- IATA: none; ICAO: KNGT; FAA LID: NGT;

Summary
- Airport type: Military
- Owner: US Navy
- Location: Berclair, Texas
- Elevation AMSL: 324 ft (99 m)
- Coordinates: 28°36′42″N 097°36′45″W﻿ / ﻿28.61167°N 97.61250°W

Map
- NGT Location within Texas

Runways
| Direction | Length |  | Surface |
| ft | m |
| 11/29 | 8,000 | 2,438 | Asphalt/Concrete |
| 17/35 | 8,000 | 2,438 | Asphalt |

= Naval Outlying Field Goliad =

Naval Outlying Field Goliad is a military airport located five nautical miles (6 mi, 9 km) north of the central business district of Berclair, Texas, in Goliad County. It is owned by the United States Navy. The airfield has two runways, both 8000 feet long by 150 feet wide. Its mission is to support operations of the Naval Air Training Command, specifically Commander, Training Air Wing FOUR located aboard Naval Air Station Corpus Christi. It is under the control of Commander, Navy Region Southeast.

== History ==
Goliad NOLF was originally built by the United States Navy in the 1970s as Chase Naval Air Station Auxiliary Landing Field Berclair and served as an auxiliary airfield for flight training operations at Naval Air Station Chase Field near Beeville, Texas. The airfield was closed as a result of the 1993 Base Realignment and Closure Commission that also resulted in the closing of NAS Chase Field. Goliad County purchased the airfield from the U.S. Navy for $1 in 1999 as surplus property and redeveloped the property as Goliad County Industrial Airpark , which was a county-owned, public-use airport. The airport was included in the National Plan of Integrated Airport Systems for 2011–2015, which categorized it as a general aviation facility.

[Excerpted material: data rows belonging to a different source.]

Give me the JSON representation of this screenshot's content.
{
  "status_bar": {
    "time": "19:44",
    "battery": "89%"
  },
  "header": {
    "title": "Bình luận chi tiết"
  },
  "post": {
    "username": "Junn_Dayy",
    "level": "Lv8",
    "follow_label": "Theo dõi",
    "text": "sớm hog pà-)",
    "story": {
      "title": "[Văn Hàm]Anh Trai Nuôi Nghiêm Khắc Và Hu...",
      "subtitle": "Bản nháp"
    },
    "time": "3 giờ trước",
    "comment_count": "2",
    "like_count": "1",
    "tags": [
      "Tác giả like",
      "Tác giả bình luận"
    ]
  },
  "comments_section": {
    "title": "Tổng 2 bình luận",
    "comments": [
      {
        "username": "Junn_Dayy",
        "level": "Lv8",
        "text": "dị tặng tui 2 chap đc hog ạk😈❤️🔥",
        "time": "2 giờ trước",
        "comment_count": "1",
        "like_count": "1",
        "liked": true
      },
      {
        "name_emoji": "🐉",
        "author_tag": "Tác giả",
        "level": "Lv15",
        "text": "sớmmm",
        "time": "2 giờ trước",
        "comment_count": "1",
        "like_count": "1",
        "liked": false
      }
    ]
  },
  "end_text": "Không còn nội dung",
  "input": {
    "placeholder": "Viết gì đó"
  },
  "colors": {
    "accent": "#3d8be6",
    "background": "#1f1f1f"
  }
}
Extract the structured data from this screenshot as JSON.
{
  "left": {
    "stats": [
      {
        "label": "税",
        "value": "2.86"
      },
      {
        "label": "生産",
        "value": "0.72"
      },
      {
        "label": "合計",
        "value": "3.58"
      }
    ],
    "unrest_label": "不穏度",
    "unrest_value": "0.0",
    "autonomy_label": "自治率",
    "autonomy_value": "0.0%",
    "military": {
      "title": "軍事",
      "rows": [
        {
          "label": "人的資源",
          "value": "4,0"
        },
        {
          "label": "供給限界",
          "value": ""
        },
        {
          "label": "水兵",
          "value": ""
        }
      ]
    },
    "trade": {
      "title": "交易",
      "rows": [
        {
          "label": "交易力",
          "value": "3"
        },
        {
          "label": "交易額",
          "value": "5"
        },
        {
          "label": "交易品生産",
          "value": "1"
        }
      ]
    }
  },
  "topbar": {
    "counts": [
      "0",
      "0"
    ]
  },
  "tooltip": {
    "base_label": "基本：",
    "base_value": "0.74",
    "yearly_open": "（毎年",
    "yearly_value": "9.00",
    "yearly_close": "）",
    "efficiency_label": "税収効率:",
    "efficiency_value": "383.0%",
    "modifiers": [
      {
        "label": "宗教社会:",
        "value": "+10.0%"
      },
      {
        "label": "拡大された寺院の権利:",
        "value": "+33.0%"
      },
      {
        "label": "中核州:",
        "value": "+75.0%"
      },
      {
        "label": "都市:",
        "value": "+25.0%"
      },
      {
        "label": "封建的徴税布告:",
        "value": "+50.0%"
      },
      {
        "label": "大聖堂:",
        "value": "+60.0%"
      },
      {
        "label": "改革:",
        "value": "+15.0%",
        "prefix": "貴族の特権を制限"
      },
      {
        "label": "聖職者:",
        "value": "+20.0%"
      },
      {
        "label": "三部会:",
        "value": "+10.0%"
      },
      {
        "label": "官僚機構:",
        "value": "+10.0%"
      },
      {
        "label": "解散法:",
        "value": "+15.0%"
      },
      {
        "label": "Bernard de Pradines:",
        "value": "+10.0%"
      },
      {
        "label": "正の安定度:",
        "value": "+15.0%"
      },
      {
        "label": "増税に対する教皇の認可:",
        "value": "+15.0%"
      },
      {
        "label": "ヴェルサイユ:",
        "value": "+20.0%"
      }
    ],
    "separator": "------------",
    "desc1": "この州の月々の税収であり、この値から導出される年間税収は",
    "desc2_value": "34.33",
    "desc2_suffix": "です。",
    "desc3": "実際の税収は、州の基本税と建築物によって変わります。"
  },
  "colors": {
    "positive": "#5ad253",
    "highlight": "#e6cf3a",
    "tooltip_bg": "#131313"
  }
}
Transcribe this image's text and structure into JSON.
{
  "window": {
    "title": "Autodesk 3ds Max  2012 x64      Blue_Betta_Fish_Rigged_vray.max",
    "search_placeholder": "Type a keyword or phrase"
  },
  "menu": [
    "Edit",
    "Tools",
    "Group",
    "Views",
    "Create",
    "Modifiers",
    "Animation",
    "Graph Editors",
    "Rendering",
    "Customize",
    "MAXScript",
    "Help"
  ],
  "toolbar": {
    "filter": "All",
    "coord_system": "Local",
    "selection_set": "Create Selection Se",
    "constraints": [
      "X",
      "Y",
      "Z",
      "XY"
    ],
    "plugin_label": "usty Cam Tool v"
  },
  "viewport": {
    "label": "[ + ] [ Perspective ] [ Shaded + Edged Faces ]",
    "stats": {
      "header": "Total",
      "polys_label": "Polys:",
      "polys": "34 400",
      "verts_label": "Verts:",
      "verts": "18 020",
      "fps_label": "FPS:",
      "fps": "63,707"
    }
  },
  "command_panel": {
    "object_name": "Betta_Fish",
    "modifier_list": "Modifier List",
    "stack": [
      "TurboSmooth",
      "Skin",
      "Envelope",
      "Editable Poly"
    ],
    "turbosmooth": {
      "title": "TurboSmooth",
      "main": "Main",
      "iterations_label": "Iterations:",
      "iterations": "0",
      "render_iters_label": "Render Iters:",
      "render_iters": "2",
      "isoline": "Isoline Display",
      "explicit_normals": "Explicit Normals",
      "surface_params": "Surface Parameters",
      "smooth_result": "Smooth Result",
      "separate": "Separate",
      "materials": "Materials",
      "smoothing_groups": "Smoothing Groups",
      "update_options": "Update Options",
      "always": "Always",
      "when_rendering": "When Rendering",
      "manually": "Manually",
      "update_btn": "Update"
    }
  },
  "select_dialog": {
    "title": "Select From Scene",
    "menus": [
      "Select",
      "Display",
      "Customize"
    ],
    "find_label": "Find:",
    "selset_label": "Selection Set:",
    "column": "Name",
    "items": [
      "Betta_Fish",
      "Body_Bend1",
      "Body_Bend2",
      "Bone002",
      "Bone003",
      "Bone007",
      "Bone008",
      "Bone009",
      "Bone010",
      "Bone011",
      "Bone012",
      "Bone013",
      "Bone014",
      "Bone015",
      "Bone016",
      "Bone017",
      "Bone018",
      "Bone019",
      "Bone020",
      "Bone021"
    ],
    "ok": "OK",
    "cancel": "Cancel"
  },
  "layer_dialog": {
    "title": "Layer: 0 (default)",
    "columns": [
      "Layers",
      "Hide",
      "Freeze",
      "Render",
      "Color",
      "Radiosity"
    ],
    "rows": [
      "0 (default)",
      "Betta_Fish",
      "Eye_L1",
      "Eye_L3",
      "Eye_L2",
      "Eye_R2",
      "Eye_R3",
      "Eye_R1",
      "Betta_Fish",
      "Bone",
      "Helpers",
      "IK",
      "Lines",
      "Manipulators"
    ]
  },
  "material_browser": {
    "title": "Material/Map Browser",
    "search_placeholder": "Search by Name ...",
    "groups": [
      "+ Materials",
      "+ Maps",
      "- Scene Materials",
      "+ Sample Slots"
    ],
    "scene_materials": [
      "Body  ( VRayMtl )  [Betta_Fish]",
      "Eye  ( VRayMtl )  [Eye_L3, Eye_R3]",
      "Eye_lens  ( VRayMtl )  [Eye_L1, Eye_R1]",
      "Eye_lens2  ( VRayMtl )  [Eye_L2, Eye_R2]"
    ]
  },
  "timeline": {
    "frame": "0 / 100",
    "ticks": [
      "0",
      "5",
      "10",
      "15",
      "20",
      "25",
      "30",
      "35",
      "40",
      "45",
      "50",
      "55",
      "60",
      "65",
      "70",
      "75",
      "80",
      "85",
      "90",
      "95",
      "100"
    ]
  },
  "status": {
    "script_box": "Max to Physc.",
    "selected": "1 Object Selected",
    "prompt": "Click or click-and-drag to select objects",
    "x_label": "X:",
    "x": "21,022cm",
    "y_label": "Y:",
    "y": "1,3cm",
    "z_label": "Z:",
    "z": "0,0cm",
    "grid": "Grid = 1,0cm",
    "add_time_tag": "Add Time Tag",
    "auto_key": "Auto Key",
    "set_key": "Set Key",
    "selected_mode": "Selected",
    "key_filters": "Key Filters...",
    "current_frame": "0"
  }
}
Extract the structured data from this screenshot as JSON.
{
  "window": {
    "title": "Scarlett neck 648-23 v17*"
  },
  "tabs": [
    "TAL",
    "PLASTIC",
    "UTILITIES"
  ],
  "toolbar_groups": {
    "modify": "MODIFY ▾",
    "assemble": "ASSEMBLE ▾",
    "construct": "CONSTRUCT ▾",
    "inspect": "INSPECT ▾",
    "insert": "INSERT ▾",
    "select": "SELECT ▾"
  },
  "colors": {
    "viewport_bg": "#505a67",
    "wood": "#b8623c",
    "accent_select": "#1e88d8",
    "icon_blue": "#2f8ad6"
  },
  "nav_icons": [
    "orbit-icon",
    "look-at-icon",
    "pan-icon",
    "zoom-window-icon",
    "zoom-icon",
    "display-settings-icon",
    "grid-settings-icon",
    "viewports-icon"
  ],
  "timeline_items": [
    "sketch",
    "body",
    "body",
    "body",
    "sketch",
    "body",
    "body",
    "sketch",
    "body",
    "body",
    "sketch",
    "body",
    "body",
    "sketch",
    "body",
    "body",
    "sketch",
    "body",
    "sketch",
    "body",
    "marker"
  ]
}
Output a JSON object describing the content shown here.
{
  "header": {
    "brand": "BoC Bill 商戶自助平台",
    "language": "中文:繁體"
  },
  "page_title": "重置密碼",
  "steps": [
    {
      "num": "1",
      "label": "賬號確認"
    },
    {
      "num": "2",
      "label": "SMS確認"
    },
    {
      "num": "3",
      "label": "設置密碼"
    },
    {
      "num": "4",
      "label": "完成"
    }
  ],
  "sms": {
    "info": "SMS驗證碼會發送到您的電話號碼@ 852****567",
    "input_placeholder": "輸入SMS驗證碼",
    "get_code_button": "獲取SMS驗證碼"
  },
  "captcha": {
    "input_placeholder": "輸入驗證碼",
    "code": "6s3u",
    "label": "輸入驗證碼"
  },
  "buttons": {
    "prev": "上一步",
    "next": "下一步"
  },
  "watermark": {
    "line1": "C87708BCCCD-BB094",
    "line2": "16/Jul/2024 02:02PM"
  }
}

The United States Navy repurchased the field from Goliad County in 2011 for $2.3 million (equivalent to $ million in ).

== Facilities ==
NOLF Goliad covers an area of 1,136 acres (460 ha) at an elevation of 324 feet (99 m) above mean sea level. It has two runways: 11/29 is 8,000 by 150 feet (2,438 x 46 m) with an asphalt and concrete surface; 17/35 is 8,000 by 150 feet (2,438 x 46 m) with an asphalt surface.